2- elano doğru bir transfer mi?

ulan manyak mısınız siz? sıçtınız bari sıvamayın. elano doğru muymuş arkadaş. ulan adam malezyadan veya japonyadan gelmedi. premier ligden geldi, manchester city gibi bir takımdan geldi. kariyeri belli, milli takım başarısı belli.

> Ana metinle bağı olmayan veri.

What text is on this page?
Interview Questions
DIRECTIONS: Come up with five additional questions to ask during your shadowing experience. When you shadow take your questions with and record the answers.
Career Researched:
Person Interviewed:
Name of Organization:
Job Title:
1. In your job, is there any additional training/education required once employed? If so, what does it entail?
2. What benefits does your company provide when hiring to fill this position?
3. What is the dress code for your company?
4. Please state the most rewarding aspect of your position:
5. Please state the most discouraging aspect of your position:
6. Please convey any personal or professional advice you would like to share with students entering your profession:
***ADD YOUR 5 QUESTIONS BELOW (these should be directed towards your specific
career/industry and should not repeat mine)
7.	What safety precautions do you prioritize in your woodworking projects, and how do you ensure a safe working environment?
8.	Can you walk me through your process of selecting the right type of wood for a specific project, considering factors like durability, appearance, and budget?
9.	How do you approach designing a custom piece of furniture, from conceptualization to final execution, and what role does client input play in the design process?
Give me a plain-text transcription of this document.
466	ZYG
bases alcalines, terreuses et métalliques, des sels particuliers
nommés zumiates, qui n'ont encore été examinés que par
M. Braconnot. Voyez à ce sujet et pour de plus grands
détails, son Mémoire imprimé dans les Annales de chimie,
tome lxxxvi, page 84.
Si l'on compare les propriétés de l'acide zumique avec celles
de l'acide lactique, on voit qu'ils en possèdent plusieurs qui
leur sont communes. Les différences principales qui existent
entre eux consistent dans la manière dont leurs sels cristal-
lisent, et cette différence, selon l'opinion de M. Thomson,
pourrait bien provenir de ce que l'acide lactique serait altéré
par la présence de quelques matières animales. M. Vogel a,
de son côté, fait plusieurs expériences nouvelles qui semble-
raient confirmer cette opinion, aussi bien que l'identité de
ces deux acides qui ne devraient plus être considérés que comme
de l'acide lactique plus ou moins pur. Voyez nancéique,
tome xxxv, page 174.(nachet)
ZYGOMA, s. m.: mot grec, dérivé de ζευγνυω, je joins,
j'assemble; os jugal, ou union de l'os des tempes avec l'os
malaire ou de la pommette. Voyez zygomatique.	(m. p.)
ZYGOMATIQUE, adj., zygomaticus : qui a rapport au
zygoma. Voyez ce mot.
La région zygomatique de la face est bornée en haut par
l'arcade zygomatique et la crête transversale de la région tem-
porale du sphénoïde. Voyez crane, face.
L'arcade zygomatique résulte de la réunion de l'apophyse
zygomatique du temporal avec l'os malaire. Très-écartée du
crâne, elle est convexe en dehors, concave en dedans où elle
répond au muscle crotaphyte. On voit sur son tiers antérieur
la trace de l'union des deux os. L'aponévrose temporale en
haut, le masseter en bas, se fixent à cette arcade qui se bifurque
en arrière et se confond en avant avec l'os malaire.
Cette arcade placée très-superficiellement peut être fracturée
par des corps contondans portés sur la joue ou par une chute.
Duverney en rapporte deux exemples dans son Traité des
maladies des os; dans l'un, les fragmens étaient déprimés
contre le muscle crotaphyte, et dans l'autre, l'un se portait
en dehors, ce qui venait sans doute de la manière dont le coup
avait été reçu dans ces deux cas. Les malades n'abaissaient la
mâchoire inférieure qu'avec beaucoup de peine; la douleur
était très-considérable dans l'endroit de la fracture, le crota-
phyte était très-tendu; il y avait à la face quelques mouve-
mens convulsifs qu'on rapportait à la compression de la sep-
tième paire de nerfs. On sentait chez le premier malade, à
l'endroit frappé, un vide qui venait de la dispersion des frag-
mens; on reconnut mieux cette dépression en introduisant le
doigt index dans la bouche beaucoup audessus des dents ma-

işin özü şu ki, takım bu hafta yenildi. yere düştü. şimdi herkes vurmaya çalışıyor. ama yıkamazsınız. bu güzel ülkemin adını yabancılara öğreten bir takıma karşı, hepiniz haddinizi bilin...
ankaragücü'nün 3. golü öncesinde hürriyet topla gole giderken melih gökçek'in elinde telefon '3 geliyor 3..' nidaları
gözlerden kaçmamıştır. ayrıca hikmet hoca hemen her pozisyonda saha kenarında göbeciğini attıra attıra zıp zıp
zıplamıştır. biraz sakin be hocam..bak önümüzde bir yılmaz vural örneği var.
(#6180794)
bir fenerbahçeli olarak sonucuna içtenlikle üzüldüğüm maç. zira, 2 hafta sonra kadıköyde kızlığın bozulmasını arzuluyordum. lakin, olan oldu ne yapalım. neyse, en azından sari-lacivert'e gitti diyerek avutabiliyorum kendimi.
üzülmemesi gerekilen maç.
bazı yazarlarımızın ise üzülmesine hiç gerek yok. zira 2 hafta sonra kızlık bozulacaktır.*
bir galatasaray taraftarı olarak pazar günümü zehir etmiş maçtır. zira bu maçın tesirinden chelsea-liverpool, fenerbahçe-gençlerbirliği ve sevilla-real madrid maçlarından oluşan futbol dolu gün uykum gelse de uyusam havasına sokmuştur beni.

maçı özetleyecek olursak galatasaray'ın zerre kadar haketmediği bir maç olmuştur. buna karşılık ankaragücü de öyle ahım şahım bir top oynamasa da galatasaray'ın rakip gözetmeksizin, her maç 5'er 5'er verdiği posizyonlardan 3'ünü gole çevirerek nispeten haketmiştir maçı.

peki bu maç ümitsizliğe itmiş midir beni? kesinlikle hayır. tabela medyacılığına göre 3 hafta öncenin şampiyonu, yine onlara göre şuan şampiyonluk yarışını sürdüremeyecek bir takımdır. böyle yaklaşımlar gerçekçi değildir eşyanın tabiyatıyla. futbol anlayışımızı haftalık periyotlara bölecek olursak evet "galatasaray küme düşer" bile diyebiliriz ancak futbol genel bütünüyle ele alınması gereken bir olgudur.

galatasaray'ın teknik patronları olan neeskens ve rijkaard total futbol anlayışının dünyada azalan bayrak adamlarından ikisidir. total futbol ise oturması için büyük bir çaba ve zaman ile buna paralel futbolcuların kadroda barınması ile oturabilecek bir şeydir. rijkaard'ın barcelona'daki ilk senesinde barça'nın ligin ilk yarısındaki durumunu ve futbolunu, ligin ikinci yarısıyla karşılaştıralım bu tezimizi pekiştirmek için. netekim rijkaard geleli 4 ay oldu takıma, takımın bütün olarak çalışması ise toplasak 2 ay gibi bir süreyi bulur yahut bulmaz. dolayısı ile bu kadar kısa süre, olumlu yahut olumsuz yargılara varabilmek için dünyanın her yerinde yetersiz bir süredir. bunun yanında galatasarayın 2-3 haftadır içinde bulunduğu ağırlığında, sezon erken açıldığı için eylül ayında tekrarlanan kondüsyon ağırlıklı idmanlarınında pay sahibi olduğunu söyleyebiliriz.

toparlayacak olursak galatasaray'ın sahadaki amacı "one touch " dur. bunun sahaya tecelli etmesi için, futbolcuların mentalitelerinin değişmesine zaman tanımak gerekmektedir. böyle pazarlar yaşamamak dileği ile.